Cora tapped her hand. ‘And that’s an issue for another day.’ We’d shared a laugh, then, and shared some history and shared an understanding that yes, sometimes people mess up …
‘Even now,’ I answered him.
But you can’t hold it against them forever.
‘What happens now then?’ He looked wounded and my heart hurt. Most of my adult life had been spent fixing whatever it was that turned his face sad. Now, though, things needed to be different.
‘Now, I’m going to take my stuff and I’m going to call the girls and I’m not going to lie, Rowan, I might get a little drunk.’ He half-laughed. ‘And you’re going to move your boxes into the bedroom, and ignore them for maybe two months, but in the interim you’ll call the boys, and you’ll get a little drunk, too.’
‘When will I see you?’
I shrugged. ‘I don’t know.’
‘But if things can still be fine th—’
I pressed my finger against his lips to shush him. ‘Fine looks a little different now.’
He kissed my finger, then moved it away. ‘Look, maybe this is what we need, you know? Like, maybe in the future, distant future even, maybe when we’re grown-ups, we’ll drift back to each other and we’ll end up the kind of fine that our pa— no, sorry, your parents are.’ He laughed.
‘We are grown-ups,’ I said softly, as though maybe he hadn’t noticed, but he smiled.
‘I see.’ He stared at our fingers, that were just about still clutching, and he was quiet for what felt like an especially long time. ‘In which case …’ He caught my attention with a squeeze and then he gifted my hand back. ‘Someone should tell Monty, because that kid …’

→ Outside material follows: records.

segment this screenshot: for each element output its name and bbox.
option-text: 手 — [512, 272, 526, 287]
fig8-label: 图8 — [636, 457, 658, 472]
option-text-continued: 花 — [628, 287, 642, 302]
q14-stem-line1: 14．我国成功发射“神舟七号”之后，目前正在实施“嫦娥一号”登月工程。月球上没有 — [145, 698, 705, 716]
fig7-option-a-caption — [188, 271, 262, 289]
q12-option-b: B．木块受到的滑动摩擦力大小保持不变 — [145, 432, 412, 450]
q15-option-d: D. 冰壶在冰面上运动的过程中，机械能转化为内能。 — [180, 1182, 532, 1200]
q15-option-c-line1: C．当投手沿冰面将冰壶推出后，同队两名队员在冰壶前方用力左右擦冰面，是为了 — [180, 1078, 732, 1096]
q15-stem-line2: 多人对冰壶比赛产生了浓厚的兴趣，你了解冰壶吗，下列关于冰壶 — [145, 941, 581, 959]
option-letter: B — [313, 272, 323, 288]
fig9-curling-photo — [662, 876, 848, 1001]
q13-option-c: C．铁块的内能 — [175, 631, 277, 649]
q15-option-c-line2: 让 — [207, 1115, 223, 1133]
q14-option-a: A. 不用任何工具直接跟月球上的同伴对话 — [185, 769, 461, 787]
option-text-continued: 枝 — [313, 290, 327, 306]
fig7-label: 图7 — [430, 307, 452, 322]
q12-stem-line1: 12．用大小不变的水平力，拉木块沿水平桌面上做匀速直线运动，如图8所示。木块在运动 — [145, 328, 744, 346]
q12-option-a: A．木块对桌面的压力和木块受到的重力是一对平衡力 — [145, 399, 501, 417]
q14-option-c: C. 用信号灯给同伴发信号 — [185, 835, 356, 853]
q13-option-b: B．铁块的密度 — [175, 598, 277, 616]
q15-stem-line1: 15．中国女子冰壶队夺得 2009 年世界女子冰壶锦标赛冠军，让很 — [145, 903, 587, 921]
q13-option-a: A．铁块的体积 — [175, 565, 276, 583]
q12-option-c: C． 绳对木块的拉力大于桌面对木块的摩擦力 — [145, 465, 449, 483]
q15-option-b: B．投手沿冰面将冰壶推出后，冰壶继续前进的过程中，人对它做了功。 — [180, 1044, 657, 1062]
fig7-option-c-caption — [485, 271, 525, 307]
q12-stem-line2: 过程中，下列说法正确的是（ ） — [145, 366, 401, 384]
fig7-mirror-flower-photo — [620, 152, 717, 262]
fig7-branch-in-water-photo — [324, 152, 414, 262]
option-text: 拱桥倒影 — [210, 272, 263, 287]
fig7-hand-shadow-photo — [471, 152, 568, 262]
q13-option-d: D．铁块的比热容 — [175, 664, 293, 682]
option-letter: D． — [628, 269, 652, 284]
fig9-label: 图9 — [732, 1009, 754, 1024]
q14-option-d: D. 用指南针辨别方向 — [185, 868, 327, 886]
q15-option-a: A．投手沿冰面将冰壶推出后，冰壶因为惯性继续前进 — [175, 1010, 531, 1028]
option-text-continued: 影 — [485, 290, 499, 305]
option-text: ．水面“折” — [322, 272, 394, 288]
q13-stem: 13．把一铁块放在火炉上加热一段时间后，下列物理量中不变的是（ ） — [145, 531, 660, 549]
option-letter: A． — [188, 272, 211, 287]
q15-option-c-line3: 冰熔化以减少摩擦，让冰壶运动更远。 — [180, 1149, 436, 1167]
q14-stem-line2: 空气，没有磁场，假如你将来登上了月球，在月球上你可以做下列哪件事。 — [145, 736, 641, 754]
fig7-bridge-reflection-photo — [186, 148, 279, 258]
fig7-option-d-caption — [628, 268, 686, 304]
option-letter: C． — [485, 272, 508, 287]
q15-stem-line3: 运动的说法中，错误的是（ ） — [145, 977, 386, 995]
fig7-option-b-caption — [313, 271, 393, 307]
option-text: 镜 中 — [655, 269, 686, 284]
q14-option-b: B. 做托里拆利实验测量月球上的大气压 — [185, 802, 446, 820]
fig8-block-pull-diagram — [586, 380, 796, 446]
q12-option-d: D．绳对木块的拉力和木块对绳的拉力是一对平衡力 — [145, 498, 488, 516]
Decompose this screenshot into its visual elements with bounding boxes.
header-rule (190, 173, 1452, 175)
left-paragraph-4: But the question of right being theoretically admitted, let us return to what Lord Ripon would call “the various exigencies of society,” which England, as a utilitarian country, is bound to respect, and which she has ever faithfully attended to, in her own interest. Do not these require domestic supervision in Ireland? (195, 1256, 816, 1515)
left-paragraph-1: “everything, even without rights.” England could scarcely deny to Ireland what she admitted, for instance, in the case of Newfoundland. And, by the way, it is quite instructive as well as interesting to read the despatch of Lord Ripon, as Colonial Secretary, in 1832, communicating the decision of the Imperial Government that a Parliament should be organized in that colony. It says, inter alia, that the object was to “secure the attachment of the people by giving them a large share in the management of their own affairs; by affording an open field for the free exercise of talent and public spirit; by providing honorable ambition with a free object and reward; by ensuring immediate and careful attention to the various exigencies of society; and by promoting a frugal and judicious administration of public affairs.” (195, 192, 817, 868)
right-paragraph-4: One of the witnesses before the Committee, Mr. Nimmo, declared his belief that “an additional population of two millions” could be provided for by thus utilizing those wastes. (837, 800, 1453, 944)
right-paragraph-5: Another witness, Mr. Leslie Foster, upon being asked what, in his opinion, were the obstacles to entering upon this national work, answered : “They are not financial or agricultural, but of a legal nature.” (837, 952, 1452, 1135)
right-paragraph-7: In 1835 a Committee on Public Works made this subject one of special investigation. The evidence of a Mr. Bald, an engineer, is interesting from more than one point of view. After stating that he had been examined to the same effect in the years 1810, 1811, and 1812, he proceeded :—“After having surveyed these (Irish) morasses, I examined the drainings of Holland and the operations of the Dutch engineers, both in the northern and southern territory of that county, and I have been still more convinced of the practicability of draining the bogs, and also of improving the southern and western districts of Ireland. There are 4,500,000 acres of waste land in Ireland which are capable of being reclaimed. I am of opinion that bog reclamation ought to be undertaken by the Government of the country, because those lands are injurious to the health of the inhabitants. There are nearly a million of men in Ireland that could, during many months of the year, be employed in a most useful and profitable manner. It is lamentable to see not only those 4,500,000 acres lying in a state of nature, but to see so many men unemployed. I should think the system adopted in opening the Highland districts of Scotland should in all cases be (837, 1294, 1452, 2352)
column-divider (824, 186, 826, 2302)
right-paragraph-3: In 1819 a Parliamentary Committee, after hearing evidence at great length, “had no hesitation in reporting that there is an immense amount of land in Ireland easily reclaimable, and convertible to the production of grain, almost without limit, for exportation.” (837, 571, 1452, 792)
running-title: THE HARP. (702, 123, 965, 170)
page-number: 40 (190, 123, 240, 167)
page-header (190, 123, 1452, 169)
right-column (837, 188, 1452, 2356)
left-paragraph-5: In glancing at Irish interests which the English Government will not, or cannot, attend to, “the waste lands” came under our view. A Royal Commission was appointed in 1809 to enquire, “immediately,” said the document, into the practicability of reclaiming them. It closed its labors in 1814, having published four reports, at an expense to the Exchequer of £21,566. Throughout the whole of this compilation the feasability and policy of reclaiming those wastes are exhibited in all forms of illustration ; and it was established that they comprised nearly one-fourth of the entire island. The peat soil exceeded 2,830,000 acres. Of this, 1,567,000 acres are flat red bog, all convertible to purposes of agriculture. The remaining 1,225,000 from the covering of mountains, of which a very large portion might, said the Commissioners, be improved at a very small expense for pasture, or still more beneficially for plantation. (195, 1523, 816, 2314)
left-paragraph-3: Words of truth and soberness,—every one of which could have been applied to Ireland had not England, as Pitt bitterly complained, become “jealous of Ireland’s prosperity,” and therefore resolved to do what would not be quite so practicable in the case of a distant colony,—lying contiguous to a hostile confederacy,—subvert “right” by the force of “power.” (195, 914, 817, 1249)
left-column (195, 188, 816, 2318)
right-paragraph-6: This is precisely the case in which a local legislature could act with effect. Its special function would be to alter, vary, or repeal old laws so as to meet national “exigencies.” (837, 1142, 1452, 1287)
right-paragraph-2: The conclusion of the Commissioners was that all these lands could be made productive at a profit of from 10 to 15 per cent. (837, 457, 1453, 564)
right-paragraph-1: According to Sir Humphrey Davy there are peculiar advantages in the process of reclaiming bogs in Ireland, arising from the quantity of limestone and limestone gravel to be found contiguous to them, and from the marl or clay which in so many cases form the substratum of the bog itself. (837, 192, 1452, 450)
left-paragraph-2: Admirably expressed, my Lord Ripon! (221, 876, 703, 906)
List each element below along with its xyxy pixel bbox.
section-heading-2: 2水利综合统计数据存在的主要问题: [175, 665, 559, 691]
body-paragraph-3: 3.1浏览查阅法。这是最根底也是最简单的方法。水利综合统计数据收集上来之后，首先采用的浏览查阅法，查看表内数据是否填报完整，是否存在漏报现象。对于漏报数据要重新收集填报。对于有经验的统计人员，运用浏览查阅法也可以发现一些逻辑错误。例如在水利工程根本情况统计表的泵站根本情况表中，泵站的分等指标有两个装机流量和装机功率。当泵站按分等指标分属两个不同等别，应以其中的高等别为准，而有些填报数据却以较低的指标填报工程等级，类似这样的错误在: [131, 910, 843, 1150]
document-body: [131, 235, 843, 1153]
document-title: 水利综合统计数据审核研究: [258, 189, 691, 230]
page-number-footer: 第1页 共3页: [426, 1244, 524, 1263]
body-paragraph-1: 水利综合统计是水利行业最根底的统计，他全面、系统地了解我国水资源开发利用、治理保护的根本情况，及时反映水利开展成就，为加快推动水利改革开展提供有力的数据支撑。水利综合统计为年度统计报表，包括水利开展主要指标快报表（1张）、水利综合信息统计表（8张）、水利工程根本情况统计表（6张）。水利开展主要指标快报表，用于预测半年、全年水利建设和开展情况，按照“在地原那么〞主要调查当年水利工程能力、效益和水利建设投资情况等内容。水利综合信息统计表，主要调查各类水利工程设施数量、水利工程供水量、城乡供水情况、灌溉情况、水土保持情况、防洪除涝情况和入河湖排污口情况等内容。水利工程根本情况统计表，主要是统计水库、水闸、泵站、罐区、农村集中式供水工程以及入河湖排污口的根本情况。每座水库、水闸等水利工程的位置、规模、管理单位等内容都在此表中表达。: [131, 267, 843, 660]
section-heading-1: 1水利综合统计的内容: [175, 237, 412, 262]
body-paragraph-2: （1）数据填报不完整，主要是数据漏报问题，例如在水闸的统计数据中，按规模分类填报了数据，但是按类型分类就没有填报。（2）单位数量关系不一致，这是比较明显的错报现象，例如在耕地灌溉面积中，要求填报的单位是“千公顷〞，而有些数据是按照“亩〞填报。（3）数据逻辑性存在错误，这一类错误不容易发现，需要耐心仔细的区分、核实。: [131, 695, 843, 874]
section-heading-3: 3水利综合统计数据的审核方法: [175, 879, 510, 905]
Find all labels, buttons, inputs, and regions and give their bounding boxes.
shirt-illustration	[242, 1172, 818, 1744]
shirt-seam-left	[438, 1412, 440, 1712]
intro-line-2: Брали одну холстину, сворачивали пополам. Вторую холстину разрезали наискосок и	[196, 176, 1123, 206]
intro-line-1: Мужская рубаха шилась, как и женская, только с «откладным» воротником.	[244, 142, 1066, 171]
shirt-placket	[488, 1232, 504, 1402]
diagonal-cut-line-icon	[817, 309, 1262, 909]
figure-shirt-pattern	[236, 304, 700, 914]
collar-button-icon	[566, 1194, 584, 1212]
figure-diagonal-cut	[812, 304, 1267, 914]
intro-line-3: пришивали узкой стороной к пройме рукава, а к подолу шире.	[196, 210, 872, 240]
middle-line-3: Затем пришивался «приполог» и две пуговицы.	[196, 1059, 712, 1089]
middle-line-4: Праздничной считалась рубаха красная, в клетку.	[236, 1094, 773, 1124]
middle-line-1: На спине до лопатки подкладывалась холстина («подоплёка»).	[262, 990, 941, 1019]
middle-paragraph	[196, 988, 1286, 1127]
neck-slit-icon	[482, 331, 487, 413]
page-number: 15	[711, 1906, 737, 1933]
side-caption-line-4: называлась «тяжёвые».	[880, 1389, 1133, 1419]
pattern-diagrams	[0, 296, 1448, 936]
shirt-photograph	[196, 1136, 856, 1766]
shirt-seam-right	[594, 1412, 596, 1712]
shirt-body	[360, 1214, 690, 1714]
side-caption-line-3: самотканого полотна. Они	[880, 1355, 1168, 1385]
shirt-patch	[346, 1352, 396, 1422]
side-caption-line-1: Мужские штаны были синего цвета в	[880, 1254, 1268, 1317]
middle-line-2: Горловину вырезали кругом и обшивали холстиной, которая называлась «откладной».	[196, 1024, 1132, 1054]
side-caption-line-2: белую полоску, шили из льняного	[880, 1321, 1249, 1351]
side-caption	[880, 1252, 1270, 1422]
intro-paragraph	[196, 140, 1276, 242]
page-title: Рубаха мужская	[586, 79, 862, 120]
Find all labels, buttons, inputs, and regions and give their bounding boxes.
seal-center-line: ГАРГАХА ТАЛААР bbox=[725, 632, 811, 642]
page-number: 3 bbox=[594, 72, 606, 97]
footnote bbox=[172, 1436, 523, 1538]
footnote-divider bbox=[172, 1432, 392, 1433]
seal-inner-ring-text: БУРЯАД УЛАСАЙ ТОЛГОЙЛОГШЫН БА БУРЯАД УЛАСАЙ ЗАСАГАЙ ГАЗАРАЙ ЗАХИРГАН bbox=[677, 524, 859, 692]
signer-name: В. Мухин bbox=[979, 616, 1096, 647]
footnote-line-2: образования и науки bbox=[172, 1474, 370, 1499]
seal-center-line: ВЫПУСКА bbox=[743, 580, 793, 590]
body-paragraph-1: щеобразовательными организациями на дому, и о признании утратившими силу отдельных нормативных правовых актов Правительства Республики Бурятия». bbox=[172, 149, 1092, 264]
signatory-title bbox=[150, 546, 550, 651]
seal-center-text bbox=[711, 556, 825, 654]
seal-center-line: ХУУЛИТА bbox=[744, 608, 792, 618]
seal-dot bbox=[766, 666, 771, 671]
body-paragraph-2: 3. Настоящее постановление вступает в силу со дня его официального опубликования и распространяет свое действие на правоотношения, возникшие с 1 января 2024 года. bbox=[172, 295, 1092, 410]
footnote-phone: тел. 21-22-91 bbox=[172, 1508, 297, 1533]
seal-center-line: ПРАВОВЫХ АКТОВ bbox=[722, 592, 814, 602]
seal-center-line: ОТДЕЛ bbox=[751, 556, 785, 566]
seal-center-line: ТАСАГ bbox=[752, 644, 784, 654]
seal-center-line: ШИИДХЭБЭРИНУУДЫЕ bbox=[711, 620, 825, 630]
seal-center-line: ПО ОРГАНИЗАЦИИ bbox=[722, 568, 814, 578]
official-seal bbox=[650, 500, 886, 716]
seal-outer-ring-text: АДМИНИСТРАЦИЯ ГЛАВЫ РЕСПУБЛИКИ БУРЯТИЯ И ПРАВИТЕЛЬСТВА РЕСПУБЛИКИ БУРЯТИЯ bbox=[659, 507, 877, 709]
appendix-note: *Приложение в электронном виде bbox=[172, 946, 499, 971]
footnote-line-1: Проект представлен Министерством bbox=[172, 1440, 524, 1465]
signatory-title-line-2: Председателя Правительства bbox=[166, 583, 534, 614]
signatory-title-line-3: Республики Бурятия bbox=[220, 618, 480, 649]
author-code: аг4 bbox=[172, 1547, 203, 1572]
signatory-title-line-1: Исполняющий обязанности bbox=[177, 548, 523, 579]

I laughed. ‘He’s not so bad.’
Rowan stood. ‘Try living with him.’
I took it as my cue to leave and I stood too, but I felt the weight of the break-up in my belly. I’d been strong and clear and Lily-minded. But I reminded myself that familiar comforts were allowed, too. ‘If I hug you,’ I said, but didn’t look at him, ‘I’m hugging you as a friend. Is that entirely clear beca—’
He pulled me to him and squashed the rest of my sentence. ‘Edi Parcell, best friend of mine.’ He sounded as though he was talking through half-laughs, but I could feel the judder of tears in his chest. ‘Bloody love you.’
I squeezed back and pressed my reply into his shirt. ‘Bloody love you.’